Noah Baker
Course: Side Dish Cuisine: American Prep Time: 15 minutes Cook Time: 45 minutes Fermentation Time: 3 days Total Time: 3 days 1 hour Calories: 100 kcal
Let’s get started!
– 1 Bread mould – 1 Large pot – 1 Cup
– 6-8 slices of rye bread crusts removed – 4 liters about 1 gallon water – 150 grams about 3/4 cup sugar or honey – 1 tablespoon active dry yeast – Handful of raisins optional – Handful of fresh mint or other herbs optional
1. Cut the rye bread into cubes and remove the crusts.

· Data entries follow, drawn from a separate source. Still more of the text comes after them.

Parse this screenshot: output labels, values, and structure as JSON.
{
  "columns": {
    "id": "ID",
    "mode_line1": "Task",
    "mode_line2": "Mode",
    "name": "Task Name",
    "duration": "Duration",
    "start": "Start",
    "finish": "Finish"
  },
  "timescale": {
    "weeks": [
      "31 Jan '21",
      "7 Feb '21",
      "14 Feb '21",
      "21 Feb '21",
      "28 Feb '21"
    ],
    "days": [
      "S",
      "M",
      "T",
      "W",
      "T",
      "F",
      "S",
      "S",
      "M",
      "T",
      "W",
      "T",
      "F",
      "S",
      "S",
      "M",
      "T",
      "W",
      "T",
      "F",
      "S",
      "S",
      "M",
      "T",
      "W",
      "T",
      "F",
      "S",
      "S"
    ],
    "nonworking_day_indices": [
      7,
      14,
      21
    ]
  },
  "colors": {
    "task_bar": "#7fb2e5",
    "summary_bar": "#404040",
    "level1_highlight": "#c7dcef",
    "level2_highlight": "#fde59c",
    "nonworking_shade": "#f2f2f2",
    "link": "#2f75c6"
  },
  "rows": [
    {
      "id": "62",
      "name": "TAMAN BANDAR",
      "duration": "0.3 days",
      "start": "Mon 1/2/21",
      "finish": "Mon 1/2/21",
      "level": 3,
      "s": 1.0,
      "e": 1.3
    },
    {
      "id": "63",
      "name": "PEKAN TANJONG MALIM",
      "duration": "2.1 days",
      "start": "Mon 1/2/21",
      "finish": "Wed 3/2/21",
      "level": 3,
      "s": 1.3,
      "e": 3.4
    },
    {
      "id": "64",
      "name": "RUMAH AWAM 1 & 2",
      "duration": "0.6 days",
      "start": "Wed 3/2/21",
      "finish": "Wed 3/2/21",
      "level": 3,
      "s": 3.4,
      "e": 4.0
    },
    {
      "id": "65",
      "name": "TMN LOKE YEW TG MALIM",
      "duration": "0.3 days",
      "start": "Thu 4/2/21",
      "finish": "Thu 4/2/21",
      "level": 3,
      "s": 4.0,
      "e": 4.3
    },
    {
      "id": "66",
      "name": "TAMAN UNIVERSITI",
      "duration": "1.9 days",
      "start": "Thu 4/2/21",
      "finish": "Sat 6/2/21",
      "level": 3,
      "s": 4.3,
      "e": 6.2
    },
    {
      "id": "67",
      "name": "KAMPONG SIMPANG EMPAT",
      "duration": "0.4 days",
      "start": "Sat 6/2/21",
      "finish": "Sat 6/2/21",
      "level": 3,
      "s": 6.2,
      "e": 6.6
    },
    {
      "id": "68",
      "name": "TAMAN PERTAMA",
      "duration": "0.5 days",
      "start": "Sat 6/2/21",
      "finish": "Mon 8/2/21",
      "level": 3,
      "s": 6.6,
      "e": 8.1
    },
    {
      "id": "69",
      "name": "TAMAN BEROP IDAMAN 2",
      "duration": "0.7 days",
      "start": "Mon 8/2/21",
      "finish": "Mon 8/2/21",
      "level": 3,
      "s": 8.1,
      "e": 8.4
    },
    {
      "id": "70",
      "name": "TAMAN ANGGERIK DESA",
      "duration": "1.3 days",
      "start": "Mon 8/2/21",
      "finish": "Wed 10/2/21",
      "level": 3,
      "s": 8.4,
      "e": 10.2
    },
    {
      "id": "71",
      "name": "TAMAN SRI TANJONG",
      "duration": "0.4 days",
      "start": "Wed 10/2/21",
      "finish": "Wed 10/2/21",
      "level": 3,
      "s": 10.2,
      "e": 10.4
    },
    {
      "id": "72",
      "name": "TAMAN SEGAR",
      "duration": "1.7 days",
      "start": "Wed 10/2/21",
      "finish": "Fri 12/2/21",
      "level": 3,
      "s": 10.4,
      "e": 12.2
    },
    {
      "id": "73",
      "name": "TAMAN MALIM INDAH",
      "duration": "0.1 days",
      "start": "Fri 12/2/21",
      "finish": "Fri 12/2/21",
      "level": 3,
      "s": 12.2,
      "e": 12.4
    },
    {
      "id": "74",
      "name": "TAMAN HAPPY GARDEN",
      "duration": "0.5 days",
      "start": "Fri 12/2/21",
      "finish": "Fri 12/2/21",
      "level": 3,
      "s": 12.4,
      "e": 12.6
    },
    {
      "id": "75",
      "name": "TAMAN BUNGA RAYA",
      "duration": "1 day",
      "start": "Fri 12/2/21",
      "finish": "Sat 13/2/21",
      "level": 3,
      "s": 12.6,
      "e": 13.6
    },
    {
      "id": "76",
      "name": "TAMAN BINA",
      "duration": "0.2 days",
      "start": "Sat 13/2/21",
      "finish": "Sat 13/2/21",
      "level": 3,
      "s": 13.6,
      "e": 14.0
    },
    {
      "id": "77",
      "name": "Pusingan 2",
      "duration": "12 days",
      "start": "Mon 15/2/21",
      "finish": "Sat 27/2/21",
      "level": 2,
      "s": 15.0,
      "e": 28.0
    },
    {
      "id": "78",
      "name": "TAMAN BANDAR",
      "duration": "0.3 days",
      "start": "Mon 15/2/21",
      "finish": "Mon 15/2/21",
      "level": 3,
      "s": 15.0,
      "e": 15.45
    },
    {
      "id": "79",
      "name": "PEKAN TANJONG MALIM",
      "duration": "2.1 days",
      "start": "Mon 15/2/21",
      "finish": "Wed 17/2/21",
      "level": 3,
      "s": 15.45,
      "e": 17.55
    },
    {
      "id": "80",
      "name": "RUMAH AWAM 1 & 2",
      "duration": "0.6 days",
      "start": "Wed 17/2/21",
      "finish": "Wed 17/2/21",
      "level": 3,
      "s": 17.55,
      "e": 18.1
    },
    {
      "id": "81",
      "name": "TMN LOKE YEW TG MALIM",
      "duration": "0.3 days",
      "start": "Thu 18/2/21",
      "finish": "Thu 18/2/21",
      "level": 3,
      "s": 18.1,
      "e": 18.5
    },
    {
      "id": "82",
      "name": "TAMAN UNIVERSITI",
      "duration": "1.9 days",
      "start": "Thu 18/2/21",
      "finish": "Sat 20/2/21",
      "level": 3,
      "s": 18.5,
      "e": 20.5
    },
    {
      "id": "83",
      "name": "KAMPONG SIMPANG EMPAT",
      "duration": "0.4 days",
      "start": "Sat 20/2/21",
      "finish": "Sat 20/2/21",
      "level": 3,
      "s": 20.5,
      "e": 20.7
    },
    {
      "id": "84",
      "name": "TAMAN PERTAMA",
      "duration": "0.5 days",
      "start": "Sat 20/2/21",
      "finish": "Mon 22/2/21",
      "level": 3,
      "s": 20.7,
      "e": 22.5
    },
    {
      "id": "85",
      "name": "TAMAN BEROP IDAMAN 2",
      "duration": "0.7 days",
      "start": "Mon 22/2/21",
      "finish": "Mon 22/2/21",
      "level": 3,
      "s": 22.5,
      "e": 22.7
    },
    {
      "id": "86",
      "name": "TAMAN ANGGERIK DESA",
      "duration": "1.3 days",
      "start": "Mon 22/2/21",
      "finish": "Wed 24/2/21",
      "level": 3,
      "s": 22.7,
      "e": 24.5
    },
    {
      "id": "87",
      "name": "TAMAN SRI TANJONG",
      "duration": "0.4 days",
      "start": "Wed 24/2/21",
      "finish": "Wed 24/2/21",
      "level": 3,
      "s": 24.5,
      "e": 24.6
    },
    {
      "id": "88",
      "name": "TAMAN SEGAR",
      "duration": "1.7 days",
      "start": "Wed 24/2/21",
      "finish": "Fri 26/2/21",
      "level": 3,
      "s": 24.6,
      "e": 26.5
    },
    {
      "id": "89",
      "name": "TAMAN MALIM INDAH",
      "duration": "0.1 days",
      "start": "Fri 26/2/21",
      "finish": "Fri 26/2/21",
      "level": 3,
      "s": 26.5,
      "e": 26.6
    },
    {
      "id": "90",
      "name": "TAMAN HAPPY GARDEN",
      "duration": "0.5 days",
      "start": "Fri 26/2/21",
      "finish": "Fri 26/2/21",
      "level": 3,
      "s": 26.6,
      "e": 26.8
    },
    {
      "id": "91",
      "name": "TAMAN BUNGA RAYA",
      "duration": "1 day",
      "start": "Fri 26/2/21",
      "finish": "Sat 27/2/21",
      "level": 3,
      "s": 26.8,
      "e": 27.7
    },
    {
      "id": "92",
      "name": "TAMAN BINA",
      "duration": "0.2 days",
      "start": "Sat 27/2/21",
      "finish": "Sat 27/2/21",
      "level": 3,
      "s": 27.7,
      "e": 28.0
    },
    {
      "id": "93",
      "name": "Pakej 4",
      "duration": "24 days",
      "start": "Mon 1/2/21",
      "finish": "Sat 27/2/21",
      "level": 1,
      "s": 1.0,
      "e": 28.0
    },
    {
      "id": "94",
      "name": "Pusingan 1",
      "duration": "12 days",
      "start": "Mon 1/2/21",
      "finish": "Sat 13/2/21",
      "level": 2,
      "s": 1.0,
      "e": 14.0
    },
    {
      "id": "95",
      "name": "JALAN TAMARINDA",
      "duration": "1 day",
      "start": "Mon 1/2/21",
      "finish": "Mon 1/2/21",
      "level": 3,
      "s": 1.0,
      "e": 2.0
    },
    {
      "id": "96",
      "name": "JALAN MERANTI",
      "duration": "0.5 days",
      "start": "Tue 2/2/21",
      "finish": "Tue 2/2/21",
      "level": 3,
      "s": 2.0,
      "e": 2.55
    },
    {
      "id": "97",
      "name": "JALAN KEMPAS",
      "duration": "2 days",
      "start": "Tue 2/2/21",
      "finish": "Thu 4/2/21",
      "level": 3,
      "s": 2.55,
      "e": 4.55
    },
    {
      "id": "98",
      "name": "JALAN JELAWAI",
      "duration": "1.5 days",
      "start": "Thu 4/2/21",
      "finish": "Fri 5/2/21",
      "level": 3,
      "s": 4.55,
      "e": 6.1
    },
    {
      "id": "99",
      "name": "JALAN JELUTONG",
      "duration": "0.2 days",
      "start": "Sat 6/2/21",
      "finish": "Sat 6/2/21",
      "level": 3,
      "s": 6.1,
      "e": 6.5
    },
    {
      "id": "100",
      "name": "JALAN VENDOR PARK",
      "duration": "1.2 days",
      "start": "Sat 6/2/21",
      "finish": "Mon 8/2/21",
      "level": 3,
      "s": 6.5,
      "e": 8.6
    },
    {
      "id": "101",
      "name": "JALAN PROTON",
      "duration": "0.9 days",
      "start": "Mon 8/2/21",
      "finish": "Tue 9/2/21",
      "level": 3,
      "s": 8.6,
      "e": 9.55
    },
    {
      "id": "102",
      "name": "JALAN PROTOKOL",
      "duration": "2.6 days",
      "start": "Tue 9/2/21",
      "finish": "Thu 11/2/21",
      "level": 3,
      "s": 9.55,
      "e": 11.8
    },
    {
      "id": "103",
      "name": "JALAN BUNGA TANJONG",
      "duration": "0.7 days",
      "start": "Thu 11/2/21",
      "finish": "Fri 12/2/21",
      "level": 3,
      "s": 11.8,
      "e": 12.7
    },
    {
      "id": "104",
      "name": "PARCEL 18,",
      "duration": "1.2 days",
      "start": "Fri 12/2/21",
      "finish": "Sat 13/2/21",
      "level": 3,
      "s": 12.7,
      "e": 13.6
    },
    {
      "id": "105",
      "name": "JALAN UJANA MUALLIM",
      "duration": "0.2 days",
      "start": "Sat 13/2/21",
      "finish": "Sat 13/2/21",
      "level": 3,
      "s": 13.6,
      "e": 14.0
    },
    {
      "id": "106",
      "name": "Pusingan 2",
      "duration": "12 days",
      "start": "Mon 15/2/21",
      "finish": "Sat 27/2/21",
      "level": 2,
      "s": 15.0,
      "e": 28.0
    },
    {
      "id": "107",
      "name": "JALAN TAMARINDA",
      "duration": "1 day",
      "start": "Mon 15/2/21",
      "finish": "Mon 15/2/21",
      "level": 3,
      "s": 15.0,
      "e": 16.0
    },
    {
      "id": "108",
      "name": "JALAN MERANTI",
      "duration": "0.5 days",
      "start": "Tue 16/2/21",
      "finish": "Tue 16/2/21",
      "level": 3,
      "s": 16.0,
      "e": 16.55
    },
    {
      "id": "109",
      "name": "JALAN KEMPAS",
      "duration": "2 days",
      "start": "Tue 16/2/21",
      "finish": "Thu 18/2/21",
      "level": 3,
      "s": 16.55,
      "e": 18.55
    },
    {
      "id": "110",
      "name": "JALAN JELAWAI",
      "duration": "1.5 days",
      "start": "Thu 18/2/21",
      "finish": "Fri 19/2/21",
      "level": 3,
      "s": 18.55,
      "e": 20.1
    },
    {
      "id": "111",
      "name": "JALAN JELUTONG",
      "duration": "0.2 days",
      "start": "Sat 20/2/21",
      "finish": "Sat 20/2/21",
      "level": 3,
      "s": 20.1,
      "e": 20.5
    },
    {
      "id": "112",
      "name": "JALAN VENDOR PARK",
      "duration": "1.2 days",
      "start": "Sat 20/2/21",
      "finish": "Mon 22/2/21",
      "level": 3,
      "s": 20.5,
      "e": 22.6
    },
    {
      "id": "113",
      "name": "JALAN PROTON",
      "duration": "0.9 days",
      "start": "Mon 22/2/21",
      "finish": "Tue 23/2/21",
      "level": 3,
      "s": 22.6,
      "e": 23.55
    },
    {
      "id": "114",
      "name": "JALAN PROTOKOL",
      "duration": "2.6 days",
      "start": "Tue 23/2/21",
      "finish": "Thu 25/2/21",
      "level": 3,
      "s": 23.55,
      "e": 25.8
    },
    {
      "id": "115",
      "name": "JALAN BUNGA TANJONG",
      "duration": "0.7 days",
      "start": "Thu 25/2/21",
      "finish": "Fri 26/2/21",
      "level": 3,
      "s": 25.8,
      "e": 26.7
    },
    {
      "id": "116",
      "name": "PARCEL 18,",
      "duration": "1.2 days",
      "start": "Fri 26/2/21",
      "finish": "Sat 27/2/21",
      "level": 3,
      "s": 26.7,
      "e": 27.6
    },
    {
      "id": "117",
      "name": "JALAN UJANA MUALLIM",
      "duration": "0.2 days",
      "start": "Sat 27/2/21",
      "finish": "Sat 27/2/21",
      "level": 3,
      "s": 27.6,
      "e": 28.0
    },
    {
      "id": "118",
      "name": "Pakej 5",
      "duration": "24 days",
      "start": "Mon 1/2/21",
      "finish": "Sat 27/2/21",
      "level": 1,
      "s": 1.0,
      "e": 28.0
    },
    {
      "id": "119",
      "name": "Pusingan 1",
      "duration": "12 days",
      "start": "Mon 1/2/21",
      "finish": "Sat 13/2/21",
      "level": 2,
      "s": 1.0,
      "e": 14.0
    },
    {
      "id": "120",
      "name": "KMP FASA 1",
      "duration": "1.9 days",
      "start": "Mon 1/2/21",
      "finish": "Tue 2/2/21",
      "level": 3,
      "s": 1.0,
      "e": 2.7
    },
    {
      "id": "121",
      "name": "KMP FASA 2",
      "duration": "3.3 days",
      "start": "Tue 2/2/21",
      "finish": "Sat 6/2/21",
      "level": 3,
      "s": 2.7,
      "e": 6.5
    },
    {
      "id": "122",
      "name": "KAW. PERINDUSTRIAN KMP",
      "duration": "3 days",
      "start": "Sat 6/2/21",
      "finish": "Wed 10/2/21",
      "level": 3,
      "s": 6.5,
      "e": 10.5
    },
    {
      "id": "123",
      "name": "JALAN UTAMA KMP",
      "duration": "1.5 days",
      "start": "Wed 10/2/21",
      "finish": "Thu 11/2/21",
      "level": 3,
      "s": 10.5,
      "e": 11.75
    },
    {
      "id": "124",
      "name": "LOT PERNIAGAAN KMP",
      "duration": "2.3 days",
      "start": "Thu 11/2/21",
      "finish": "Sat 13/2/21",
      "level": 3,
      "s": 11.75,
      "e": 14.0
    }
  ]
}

Toast the bread cubes in the oven until golden brown and aromatic. 2. In a large pot, bring the water to a boil. Remove from heat and add the toasted bread cubes to the pot. Cover and let steep for 6-8 hours or overnight.
3. Strain the liquid from the bread cubes into a clean container. 4. Stir in the sugar or honey until dissolved. Sprinkle the yeast over the liquid and stir to combine. Cover the container loosely with a clean cloth and let ferment at room temperature for 2-3 days, or until slightly bubbly and tangy.
5. Once fermented, transfer the Kvas to bottles with airtight seals. Seal the bottles tightly and let carbonate for another day or two at room temperature before refrigerating. 6. Serve the Bread Kvas!